Abstact

Xylanases play a crucial role in xylan degradation by cleaving its backbone and releasing xylooligosaccharides (XOSs) or xylose, which are compounds widely used in the food, paper, feed, and fuel industries. A xylanase from Thermoascus crustaceus (TcrXyn10A) exhibits high activity suitable for industrial use when expressed in Pichia pastoris; however, the high cost of this enzyme precludes its economic use. To improve economic feasibility, we expressed TcrXyn10A in Escherichia coli with a level of >30 mg per liter of culture, and the enzyme displayed optimal hydrolytic activity against beechwood xylan at pH 5.0 and 50-60 °C with a specific activity of 525.8 U/mg.
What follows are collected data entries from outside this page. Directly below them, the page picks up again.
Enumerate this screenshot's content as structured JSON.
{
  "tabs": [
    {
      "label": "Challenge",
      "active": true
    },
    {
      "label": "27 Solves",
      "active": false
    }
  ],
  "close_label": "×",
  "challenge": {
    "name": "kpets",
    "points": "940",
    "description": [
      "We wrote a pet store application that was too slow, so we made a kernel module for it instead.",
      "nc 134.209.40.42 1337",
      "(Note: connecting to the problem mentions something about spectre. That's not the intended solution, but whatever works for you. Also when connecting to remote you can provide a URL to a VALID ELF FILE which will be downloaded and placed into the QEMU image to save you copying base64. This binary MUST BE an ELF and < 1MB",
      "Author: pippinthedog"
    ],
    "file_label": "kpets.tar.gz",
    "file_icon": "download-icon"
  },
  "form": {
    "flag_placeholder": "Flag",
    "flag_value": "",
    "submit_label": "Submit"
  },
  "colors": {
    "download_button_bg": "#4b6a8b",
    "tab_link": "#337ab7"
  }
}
The crystal structure of TcrXyn10A was determined at 2.1 Å resolution, revealing that Trp300 in the β8-α13 loop adopts a distinct conformation from that in homologous GH10 xylanases. TcrXyn10A expressed in E. coli did not form a disulfide bond between Cys280 and Cys286, which may have contributed to its different enzymatic properties from those of TcrXyn10A expressed in P. pastoris. TcrXyn10A expressed in E. coli efficiently produced XOSs from xylan extracted from agricultural byproducts, including corncobs and perilla stalks, suggesting its potential for industrial applications. These findings expand our knowledge of the molecular properties of TcrXyn10A and provide insights into its potential industrial use in biomass degradation.